Our project focuses on the development of sustainable communities and motivating a group of people to foster sustainability in their own community. In the Atlanta area, there is a lack of significant sustainability effort, especially in comparison to other places around the globe, and especially in Germany. Additionally, Atlanta’s current sustainable projects lack a genuine engagement from the communities and neighborhoods in which such projects exist. We began our research by asking why people were not engaged in a sustainable community, not just in Atlanta but anywhere. We developed a survey and distributed it via social media; over 250 people from all over the world responded. Their responses helped us focus on the most common obstacles to developing a sustainable community, such as the lack of information regarding the planning and development of such communities. Still, over 50% of the respondents expressed a willingness to volunteer and/or financially support a sustainable community development project.
With the data we gathered from the survey, we began to focus on ways to address the obstacles identified in the survey that would build community spirit. After much research and debate, we decided to begin our work in a space that is the quintessential example of environmentalism and community: a park.

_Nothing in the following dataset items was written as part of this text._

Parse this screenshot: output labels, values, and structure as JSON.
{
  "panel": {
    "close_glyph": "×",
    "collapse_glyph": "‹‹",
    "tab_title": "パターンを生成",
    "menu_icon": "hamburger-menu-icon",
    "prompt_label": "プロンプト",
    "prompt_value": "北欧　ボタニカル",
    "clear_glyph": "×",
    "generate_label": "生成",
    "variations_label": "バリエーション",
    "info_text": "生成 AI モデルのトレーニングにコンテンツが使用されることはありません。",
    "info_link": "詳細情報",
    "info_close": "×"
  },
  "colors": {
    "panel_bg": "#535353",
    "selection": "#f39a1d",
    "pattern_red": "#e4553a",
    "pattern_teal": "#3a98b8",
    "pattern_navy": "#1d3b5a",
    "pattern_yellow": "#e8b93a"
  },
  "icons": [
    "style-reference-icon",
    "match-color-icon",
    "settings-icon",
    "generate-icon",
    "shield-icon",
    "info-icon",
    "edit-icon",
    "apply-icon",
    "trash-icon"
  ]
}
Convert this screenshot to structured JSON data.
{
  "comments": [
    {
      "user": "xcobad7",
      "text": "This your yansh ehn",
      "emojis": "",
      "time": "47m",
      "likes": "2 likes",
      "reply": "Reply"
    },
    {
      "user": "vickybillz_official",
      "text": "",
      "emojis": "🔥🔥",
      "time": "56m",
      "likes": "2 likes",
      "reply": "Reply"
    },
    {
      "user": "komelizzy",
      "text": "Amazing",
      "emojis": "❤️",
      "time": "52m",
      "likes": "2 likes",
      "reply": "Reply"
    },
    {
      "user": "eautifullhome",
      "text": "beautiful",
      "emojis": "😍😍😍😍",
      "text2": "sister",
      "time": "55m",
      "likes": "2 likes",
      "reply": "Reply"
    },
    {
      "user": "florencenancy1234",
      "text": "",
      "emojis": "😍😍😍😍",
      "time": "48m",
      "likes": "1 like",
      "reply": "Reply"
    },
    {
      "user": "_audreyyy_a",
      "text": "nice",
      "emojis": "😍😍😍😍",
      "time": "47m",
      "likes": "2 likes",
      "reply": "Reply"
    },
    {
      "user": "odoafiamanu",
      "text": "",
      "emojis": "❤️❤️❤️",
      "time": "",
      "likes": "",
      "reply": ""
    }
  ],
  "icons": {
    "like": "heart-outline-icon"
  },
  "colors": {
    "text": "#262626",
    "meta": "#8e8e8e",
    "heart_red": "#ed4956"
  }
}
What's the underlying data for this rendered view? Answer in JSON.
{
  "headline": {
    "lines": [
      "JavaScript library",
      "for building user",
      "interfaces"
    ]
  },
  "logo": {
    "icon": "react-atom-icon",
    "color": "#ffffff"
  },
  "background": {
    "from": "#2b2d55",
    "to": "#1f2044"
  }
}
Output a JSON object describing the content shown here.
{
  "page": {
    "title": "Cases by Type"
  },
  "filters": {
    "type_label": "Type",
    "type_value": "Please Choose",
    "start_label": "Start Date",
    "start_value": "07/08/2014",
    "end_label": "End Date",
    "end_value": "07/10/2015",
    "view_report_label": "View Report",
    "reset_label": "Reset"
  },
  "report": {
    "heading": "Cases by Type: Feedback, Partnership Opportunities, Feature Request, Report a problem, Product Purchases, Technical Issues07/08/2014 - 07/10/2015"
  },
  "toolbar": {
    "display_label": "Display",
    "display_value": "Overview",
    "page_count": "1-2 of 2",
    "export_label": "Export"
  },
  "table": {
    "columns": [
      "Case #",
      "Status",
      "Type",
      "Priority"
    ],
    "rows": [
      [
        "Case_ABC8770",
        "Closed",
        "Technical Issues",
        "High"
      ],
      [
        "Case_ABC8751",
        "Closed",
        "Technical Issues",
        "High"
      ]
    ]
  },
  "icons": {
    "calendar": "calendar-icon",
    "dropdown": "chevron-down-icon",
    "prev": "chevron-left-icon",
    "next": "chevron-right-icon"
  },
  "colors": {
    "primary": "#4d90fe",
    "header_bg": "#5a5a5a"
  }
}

The question then became how to create a community within an already existing park, such as Piedmont Park in Atlanta. Our park would refurbish an underused area of Piedmont Park so that no new ground would have to be used. A community garden in that area would engage residents and help educate the public about ways to conserve water, plant a self-sustainable vegetable garden, etc. We developed a model house to fill the information gap that our survey respondents identified regarding community sustainable development projects and accessible, sustainable practices. Our team also wanted to ensure that this program would continue – or be sustained – through generations. We focused on connecting with younger generations by creating fun games to learn about sustainability during an after-school program in the Power Park. The program would not only allow us to teach kids about sustainability; it would also give kids the tools to take this information home and share it with older and younger generations.
No community development effort will be successful without funding. Several major companies located in Georgia, such as Coca-Cola, have already given more than $1 billion to communities and are willing to help fund sustainability projects like ours. We also developed a campaign to share information about our project with the public to elicit financial support and buy-in from the community. Using social media, flyers, and word of mouth, we will inform the community where the park is located and what its purpose is. We will post updates of activities happening in the Power Park. We will also work with groups like 4H (an agriculture and sustainability-based youth group), where students work to earn volunteer hours in the community.
This model of sustainable community development can be adapted anywhere. For example, an area going through a food drought can focus its Power Park mainly on planting vegetable gardens in the community. Areas facing poverty or overpopulation could focus more on sharing resources through a thrift store or a community center in the park. The point of each Power Park is to address the specific sustainability needs of the community. Each community can run its own Power Park and thus empower residents to develop their own sustainable future.